Like the target defendant in Bankest, Empower does not have a pecuniary interest in this estate, a legally protectible interest in this Chapter 11 case, or a sufficient or practical stake in the outcome of this case or in the relief sought in its renewed Motion to Dismiss.32 Empower and Perez' interests in protecting themselves from potential liability are, as Judge Cristol so aptly wrote in Bankest, "antithetical to the interests of the legitimate creditors of the Debtor who have a direct interest in maximizing any recovery from [them]."33 Empower's renewed Motion to Dismiss and Objections appear to be another attempt to use the Bankruptcy Code as a shield against potential liability and to obtain a litigation or negotiation advantage.

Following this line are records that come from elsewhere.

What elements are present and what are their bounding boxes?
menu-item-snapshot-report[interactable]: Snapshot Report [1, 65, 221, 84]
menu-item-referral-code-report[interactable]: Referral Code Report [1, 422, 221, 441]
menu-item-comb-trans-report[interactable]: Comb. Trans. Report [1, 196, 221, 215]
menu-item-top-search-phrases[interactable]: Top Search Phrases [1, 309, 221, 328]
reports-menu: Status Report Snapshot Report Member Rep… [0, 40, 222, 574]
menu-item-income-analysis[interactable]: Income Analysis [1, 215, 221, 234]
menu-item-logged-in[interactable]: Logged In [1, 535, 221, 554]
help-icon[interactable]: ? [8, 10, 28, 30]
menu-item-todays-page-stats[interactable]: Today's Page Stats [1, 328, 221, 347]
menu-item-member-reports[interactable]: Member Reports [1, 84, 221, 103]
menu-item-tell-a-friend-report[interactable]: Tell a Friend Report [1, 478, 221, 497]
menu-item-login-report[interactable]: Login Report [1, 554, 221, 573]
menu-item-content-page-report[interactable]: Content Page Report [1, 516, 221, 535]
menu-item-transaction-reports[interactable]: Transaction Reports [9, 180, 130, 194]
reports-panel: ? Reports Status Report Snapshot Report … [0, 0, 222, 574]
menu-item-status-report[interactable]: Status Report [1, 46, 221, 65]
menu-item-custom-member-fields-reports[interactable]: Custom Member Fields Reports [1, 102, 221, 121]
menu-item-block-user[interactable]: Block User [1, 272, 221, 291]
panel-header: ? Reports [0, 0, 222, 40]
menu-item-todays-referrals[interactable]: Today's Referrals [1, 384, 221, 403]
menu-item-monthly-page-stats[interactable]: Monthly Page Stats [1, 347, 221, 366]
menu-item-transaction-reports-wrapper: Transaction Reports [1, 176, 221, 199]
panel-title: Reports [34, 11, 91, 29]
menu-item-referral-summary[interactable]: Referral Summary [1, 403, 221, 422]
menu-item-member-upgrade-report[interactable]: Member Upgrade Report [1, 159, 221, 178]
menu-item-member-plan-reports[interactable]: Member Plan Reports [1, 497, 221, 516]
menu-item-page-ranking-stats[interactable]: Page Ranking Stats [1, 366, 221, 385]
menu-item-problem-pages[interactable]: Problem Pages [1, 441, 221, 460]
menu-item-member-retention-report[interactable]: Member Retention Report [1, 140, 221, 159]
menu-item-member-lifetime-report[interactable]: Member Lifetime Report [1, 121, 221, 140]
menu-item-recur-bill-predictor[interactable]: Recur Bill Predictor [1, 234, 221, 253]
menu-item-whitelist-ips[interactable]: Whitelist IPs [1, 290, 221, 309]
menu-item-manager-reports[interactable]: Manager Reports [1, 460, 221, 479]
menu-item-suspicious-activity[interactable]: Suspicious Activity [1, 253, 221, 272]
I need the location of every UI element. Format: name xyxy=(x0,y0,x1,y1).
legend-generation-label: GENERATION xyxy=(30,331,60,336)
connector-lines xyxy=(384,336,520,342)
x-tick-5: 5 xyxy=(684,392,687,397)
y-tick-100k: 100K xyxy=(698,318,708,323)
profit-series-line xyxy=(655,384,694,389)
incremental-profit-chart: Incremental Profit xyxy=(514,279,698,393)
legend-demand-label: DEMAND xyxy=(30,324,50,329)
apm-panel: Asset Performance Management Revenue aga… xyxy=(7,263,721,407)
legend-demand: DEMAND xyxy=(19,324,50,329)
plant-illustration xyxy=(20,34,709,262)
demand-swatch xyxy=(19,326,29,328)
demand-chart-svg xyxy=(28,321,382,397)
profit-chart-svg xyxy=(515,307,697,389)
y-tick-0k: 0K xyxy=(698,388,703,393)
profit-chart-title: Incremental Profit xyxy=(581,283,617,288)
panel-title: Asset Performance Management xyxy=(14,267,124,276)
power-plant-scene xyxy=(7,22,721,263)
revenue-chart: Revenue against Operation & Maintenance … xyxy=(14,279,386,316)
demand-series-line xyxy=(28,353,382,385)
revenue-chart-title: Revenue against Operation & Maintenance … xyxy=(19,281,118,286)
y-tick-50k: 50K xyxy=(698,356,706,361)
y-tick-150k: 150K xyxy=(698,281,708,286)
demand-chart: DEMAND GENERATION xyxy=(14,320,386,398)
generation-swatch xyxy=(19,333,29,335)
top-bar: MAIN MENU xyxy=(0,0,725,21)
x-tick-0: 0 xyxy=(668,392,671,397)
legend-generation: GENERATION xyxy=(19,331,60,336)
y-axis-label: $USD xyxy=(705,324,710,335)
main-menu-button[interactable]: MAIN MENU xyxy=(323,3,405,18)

For the reasons stated, it is
ORDERED:
1. The Court will enter separate Orders overruling the Objections and denying the renewed Motion to Dismiss filed by Empower Systems H.I.S., LLC in keeping with this Memorandum Opinion.
2. The Court reserves ruling on the Debtor's and Committee's Request for Sanctions (Doc. 833) and, if appropriate, to enter an Order to Show Cause as to why Empower and its counsel should not be sanctioned for filing the Objections and renewed Motion to Dismiss.
3. The Clerk shall schedule a hearing on the Second Amended Motion to Withdraw as Counsel for Jorge Perez and Empower H.I.S., LLC (Doc. 838) no sooner than fourteen (14) days from the date that motion was filed, in compliance with N.D. Fla. LBR 2090-1 (D).